Andy Haldane said interest rates could "edge up" if the cost of living continues to rise.
He spoke to residents in Barry, Porth and Ely in Cardiff in the first visit of its kind in the UK.
Mr Haldane told BBC Wales certain issues like economic inactivity needed to be tackled in Wales.
He sits on the Bank of England's Monetary Policy Committee, which is responsible for setting the interest rate in the UK.
In 2014, he was voted one of the most influential people in the world by Time magazine.
He said: "We need to look seriously at the possibility of raising interest rates to keep the lid on those cost of living increases.
"For now we are happy with where the rates are, we need to be vigilant for what happens next".
The visit was organised by Citizens Cymru Wales.

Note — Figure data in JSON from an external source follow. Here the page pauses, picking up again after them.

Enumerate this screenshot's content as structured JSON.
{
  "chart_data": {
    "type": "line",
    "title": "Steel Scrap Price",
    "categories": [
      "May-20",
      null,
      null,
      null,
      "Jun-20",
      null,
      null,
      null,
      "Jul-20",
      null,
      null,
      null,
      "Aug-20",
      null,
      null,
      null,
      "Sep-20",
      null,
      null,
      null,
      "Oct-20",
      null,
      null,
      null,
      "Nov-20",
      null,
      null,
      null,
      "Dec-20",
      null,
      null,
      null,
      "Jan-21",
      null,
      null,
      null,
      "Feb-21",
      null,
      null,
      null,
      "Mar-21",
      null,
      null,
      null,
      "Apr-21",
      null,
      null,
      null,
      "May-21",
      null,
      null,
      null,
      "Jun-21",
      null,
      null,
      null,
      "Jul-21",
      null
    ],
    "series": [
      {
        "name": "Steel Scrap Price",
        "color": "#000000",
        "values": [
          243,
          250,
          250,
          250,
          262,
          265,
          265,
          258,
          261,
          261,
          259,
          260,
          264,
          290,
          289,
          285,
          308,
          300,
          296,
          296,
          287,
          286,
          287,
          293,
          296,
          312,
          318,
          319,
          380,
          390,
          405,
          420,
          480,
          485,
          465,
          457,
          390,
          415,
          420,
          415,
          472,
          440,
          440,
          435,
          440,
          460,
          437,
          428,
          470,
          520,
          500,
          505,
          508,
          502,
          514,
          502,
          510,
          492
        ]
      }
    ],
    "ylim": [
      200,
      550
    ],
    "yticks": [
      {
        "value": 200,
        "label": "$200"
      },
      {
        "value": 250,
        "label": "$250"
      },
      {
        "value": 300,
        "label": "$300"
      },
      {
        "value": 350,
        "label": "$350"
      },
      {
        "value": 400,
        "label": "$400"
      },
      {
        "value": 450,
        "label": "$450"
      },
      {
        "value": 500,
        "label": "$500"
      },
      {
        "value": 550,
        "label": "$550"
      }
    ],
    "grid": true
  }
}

Issues raised included affordable housing, the living wage, mortgages, poverty and transport.
Nikki Cole, one of the residents at the meeting in Barry, said her family are finding it difficult.
"I had my son and daughter-in-law in tears last night because they don't know how they are going to manage," she said.
"I had to use my redundancy money to help them, not realising my husband was going to die a year later. For my family and friends it's extremely difficult."
Mr Haldane said transport, skills and economic inactivity were all issues that needed to be addressed in Wales.
"Do young people have the right sets of skills to find a way into the world of work? Levels of inactivity, people not involved in the jobs market, tend to be a bit higher in Wales," he explained.
"Transport infrastructure is a big question - the difficulty of getting around between areas is something of an obstacle to businesses and people in the world of work."
The tour is part of the Bank of England being more proactive in finding out what financial issues people are facing across the UK.